Back to business, then. And not a bad record to get back to! Though it starts with an intro that is as folksy as anything we’ve had so far. Very of its time. Guitars round the campfire, a tambourine shakes… I’m getting Seekers flashbacks. Am I about to be underwhelmed by The Walker Brothers, for the second time…?
The Sun Ain’t Gonna Shine Anymore, by The Walker Brothers (their 2nd and final #1)
4 weeks, from 17th March – 14th April 1966
Of course not. Because in come the drums. Suddenly it’s not a folk song – it’s gorgeous, string-drenched, Wall of Sound-at-its-finest, pop. Loneliness, Is a cloak you wear… A spaghetti Western lone whistle… Because, why not? A deep shade of blue, Is always there…
Then it all comes together. The drums cascade, the voices swirl together… The sun ain’t gonna shine anymore, The moon ain’t gonna rise in the sky… It’s a song about being dumped, essentially. About being sad and lonesome. But never has sadness sounded so appealing. By the time we get to the Bay-yay-ay-bay! I’m sold. Sign me up for the misery!
It’s a brilliantly melodramatic record. All the things that I didn’t think worked on The Walker’s 1st chart-topper – the slightly knowing ‘Make It Easy on Yourself’ – come together here. I think it’s because the music is so compelling, so lush and enveloping, that the OTT lyrics work. I criticised Scott Walker’s crooning on that record, but I love it here. It all culminates in the middle-eight: Lonely, Without you, Baby… through to a glorious I can’t go o-o-o-on…! It’s a song for wallowing in, with a bottle of wine and the curtains drawn.

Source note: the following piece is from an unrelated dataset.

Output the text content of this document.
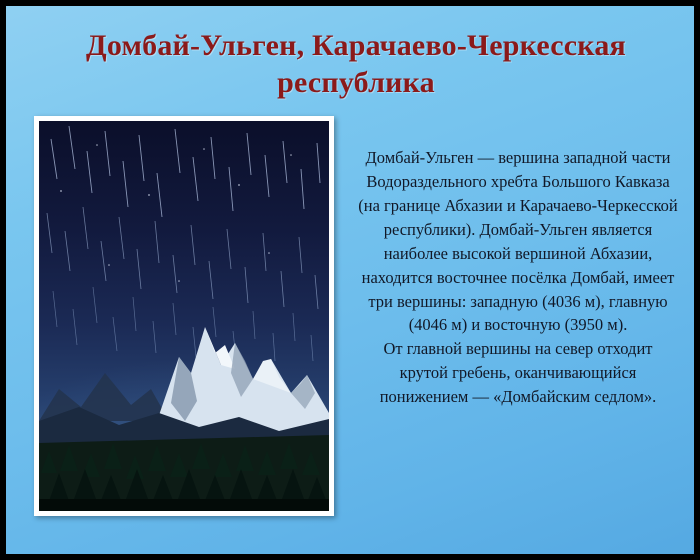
Домбай-Ульген, Карачаево-Черкесская республика

Домбай-Ульген — вершина западной части Водораздельного хребта Большого Кавказа (на границе Абхазии и Карачаево-Черкесской республики). Домбай-Ульген является наиболее высокой вершиной Абхазии, находится восточнее посёлка Домбай, имеет три вершины: западную (4036 м), главную (4046 м) и восточную (3950 м).

От главной вершины на север отходит крутой гребень, оканчивающийся понижением — «Домбайским седлом».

Everything about ‘The Sun Ain’t Gonna Shine Anymore’ points towards one man: Phil Spector. He must, you think, have produced this record. It sounds like the inside of his head. But, no. One Johnny Franz was on production duties. And yet the debt is clear. This is a Phil Spector record, even if he was nowhere near the studio.
It all builds to a climax, with the layered vocals on the fade-out working brilliantly. And it ends on a high, leaving you uplifted despite the subject matter. This could be a sad, depressing song, if you stripped it all back, but it isn’t. Thank God. It is ten, twenty times, better than the Walker’s previous chart-topper, and an early contender for best record in my next recap. It’s that good.
Interestingly, this isn’t the original version of ‘The Sun Ain’t Gonna…’ It had been recorded a year earlier by Frankie Valli. His version sounds a little heavy-handed, but surprisingly similar to this one. It, however, made no impact on the charts. It’s also been covered by Cher, in the ‘90s. She is perhaps the only person who could make this song sound more OTT than Scott Walker…
This was the peak of The Walker Brother’s success, their popularity such that their fan-club allegedly had more members than The Beatles’. They had several further hits, and yet disbanded in 1968, largely due to Scott Walker’s dissatisfaction with being seen as a mere teen-idol. I can’t say I’ve listened to that much of his solo output, though I do know it has a reputation for being ‘challenging’… That’s probably what’s putting me off. It’s also been very influential: David Bowie, Pulp, Radiohead, The Arctic Monkeys… the list is a long one. He passed away in March of this year. John Walker had died in 2011, leaving Gary as the sole surviving ‘brother’.
But we’ll leave them here. Bowing out with their crowning glory. A song I knew was good, but hadn’t realised quite how good. Yet another supreme mid-sixties pop moment. Keep ‘em coming!